In 2009, while researching the carousel in Rock Springs Park, I came across an article which gave me pause. In it, the author suggested that the horses when sold at auction were not in original factory paint as advertised, but had, in fact, been repainted in 1937. The restoration work was done by a former Gustav Dentzel employee, Frances D. Schatt of the Philadelphia Toboggan Company, who apparently kept to the original colors of the Daniel Muller-designed horses. This made me wonder whether the restorative work would have had any effect on the value of the horses or the sellers claim that they were in “original park paint”. It is not as if, the horses were repainted, as many still-operating carousels have been, in the bright and often garish colors experts refer to as “park paint.” Schatt was an expert.
To seek an answer, I wrote to Lise Liepman, a carousel horse restorer who worked with Tobin Fraley at the Freels Foundation.
Dear Mrs. Liepman,
I am writing to inquire about the carousel horses that were once housed in Rock Springs Park in Chester, WV. I am currently working on a picture history book about the park and was hoping you might be able to answer a couple of questions I have.
Your friend, Tobin Fraley, used some of the Daniel Muller-carved horses from Rock Springs in his book The Carousel Animal. In fact, the horse on the frontispiece is from Rock Springs Park. Were you involved in restoring or preparing any of the Rock Springs Park horses? If so, could you share any information you have about them.
Also, I have one technical question about carousel horse restoration: In an article from the East Liverpool Review, date July 19, 1985, the writer made the following claim about the horses from the Rock Springs Park carousel:
"ANOTHER MISCONCEPTION, held by carousel experts as well as local residents, is the belief the horses had never been repainted. However, on October 7, 1937, The Evening Review reported that 'Frances D. Schatt of the Philadelphia Toboggan Company is repainting the ponies of the Merry-Go-Round at Rock Springs Park' The Philadelphia Toboggan Co. was also a manufacturer of carousels and other amusement rides. Schatt had previously been employed in Gustav Dentzel's factory and had accumulated 40 years' experience in the craft. It is understandable therefore that the work of such an experienced painter could be mistaken for original factory paint."

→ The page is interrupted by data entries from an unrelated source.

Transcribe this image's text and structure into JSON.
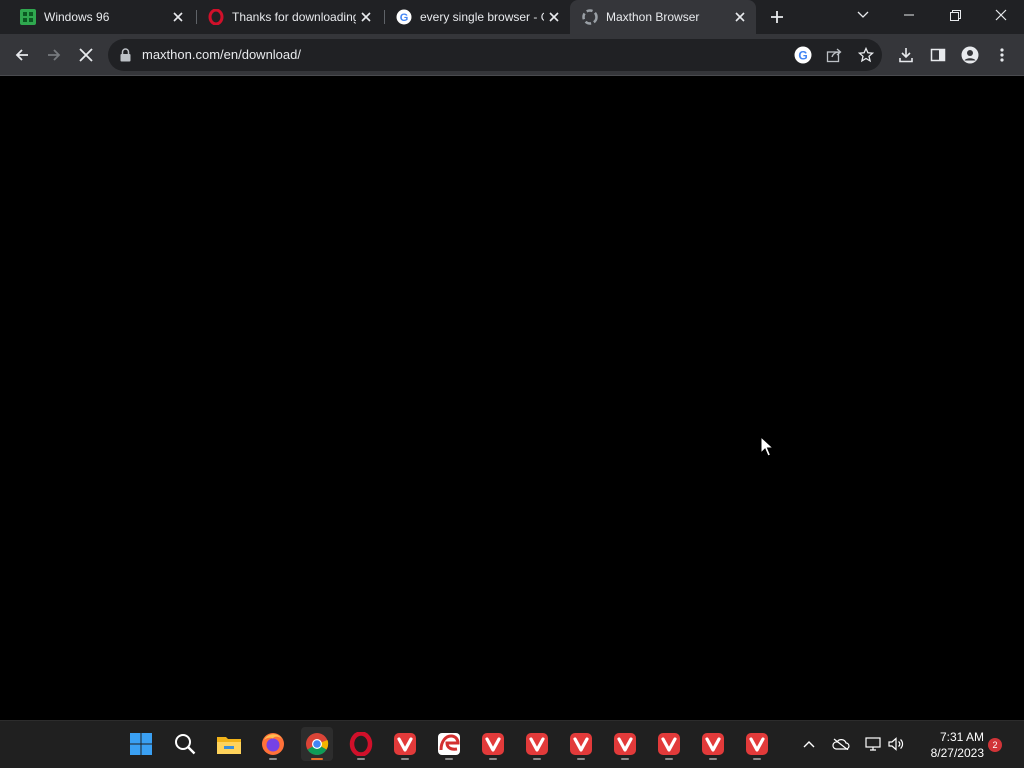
{
  "browser": {
    "tabs": [
      {
        "title": "Windows 96",
        "icon": "windows96-icon"
      },
      {
        "title": "Thanks for downloading",
        "icon": "opera-icon"
      },
      {
        "title": "every single browser - G",
        "icon": "google-icon"
      },
      {
        "title": "Maxthon Browser",
        "icon": "maxthon-icon",
        "active": true
      }
    ],
    "address": {
      "url": "maxthon.com/en/download/"
    }
  },
  "taskbar": {
    "apps": [
      "start-icon",
      "search-icon",
      "file-explorer-icon",
      "firefox-icon",
      "chrome-icon",
      "opera-icon",
      "vivaldi-icon",
      "edge-icon",
      "vivaldi-icon",
      "vivaldi-icon",
      "vivaldi-icon",
      "vivaldi-icon",
      "vivaldi-icon",
      "vivaldi-icon",
      "vivaldi-icon"
    ],
    "clock": {
      "time": "7:31 AM",
      "date": "8/27/2023"
    },
    "notifications": "2"
  },
  "colors": {
    "tabstrip": "#202124",
    "toolbar": "#35363a",
    "omnibox": "#202124",
    "content": "#000000",
    "taskbar": "#202020"
  }
}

Would this affect the claim that the carousel was in "original factory paint"?
Would such a claim, if it were proved, affect the selling price of the carousel or its horses, or their value to current owners? A lot of people paid large sums of money in the Freels auction in 1998 for these horses. Would they be upset to hear that they were not in original factory paint?
I am trying to explain this concept in my book.
Would an expert such as youself still describe the Rock Springs Park carousel as being in "original factory paint" under these circumstances?
Thanks in advance for any help you can provide.
Unfortunately, I did not receive a response, and so, am still left with the same question: “Were Rock Springs carousel horses in original factory paint or not?” Perhaps, someone reading this blog has an answer.